03-19-2013 03:27 PM
Hello everyone --
This seems like a very basic question, but I have not been able to find a simple, straight-forward answer to it anywhere. I would appreciate a clear response.
I am developing a model using PROC LOGISTIC which has one binary response variable, and four predictive variables: two continuous and two categorical (really binary). I suspect there may be an interaction between the continuous effect "vehicle speed" and the categorical effect "vehicle size". My hypothesis is that "vehicle speed" may have a different effect on accident outcome depending on the size of the vehicle involved. To test this, I initially used stepwise selection on a set of potential factors and interactions, including a nested effect of Speed(Type). This nested effect was selected as significant.
However, I began to wonder what would happen if I used an interaction instead of nesting, i.e. Speed*Type. My results are intended for use by people without any background in statistics, so using the interaction might be easier for me to explain in layman's terms. I ran that instead and stepwise analysis preferred Speed*Type over Speed(Type). Interestingly, the parameter estimates for the two options are slightly different but the rest of the model is basically identical, with no change in the AUC value or the results of the H-L test.
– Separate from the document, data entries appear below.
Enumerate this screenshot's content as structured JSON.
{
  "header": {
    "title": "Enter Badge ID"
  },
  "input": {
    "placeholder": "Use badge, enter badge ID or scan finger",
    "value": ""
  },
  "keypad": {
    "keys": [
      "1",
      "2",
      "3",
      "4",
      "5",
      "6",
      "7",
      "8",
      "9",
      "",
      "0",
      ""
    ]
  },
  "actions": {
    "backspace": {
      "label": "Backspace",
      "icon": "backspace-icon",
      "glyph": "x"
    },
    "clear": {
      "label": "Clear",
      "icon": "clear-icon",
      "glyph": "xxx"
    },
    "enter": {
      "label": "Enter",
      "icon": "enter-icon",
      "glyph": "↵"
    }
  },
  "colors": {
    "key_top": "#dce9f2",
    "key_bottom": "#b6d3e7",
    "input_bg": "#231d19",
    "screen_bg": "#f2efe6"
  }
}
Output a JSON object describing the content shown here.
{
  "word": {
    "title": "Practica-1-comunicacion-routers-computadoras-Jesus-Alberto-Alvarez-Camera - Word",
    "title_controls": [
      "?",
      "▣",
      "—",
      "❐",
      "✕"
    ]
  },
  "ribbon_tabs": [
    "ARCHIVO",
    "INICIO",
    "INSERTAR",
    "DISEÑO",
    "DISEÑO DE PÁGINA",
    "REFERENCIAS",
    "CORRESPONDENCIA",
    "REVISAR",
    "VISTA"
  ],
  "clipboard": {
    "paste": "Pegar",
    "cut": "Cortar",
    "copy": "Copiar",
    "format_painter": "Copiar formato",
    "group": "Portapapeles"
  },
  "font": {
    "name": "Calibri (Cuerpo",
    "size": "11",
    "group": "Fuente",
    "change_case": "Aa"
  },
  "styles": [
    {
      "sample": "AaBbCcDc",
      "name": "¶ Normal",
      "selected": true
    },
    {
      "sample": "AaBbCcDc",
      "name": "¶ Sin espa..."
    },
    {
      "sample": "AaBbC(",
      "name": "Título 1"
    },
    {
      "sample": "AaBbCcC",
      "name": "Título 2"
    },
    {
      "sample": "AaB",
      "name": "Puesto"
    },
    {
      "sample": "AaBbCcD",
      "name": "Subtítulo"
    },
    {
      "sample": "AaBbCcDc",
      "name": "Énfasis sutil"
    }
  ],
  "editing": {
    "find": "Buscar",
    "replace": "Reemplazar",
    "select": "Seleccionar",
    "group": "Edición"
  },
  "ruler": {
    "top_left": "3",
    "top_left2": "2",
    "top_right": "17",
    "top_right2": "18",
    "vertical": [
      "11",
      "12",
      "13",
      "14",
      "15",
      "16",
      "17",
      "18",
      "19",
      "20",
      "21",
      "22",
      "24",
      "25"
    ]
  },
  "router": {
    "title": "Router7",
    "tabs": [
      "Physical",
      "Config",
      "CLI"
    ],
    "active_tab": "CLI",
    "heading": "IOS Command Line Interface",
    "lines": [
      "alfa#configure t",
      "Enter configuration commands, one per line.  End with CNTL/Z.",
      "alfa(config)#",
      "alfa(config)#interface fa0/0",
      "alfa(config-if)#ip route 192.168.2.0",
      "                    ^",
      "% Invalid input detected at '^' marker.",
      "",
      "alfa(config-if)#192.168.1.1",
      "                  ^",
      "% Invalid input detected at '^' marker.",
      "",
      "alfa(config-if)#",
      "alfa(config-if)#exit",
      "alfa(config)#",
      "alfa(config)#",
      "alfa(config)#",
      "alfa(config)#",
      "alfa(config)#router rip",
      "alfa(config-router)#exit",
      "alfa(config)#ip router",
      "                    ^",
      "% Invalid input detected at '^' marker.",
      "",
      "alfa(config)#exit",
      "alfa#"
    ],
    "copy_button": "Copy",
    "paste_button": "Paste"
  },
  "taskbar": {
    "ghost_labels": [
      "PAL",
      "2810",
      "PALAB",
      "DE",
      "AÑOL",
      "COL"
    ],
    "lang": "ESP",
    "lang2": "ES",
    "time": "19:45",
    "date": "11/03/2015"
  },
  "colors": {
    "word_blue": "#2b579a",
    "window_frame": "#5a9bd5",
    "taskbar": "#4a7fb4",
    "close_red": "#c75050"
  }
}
What I would like to know is this: When is is appropriate to use a nested variable vs. using a normal interaction term? Which would be best in this case? What accounts for the different parameter estimates for Speed*Type vs. Speed(Type)?
Thanks for your assistance!
03-20-2013 08:56 AM
In almost all of SAS parameterizations, there is no difference at all in the matrix design between nested and crossed variables. See for examplearameterization of PROC GLM Models in The GLM Procedure documentation for how the design matrix is set up. I would guess that the slight difference in parameter estimates has to do with data order and the sweep operator when inverting the design matrix.
Meanwhile, back at the stepwise selection part, I would strongly advise reading through the many topics that have addressed this in the forums, as well as Frank Harrell's text Regression Modeling Strategies, and Flom and Cassell's NESUG paper on what is wrong with stepwise as a model building tool, especially for predictive models.
03-23-2013 02:46 PM
You did not specify your MODEL statement for PROC LOGISTIC.
If you specify one effect as nested within another, this implies that the first effect does NOT have an independent ("main") effect on the dependent variable:
model y = Type + Speed(Type);
or, equivalently ,
model y = Type + Speed*Type;
since SAS parameterizes nested effects as crossed or interaction effects: Speed(Type) --> Speed*Type.
Because Speed is nested within Type, Speed is assumed to have no independent effect on Y separate from that through its association with Type.
However, if you specify one effect as interacting with another effect, this implies that both effects have independent ("main") effects on the dependent variable separate from their interaction effect on the dependent variable:
model y = Type + Speed + Speed*Type;
If the interaction effect, Speed*Type, is statistically significant, you should keep the main effects of Type and Speed even if any one or both of these main effects is not statistically significant (the so-called "hierarchy principle").
I agree with Steve Denham's advice about stepwise variable selection in regression.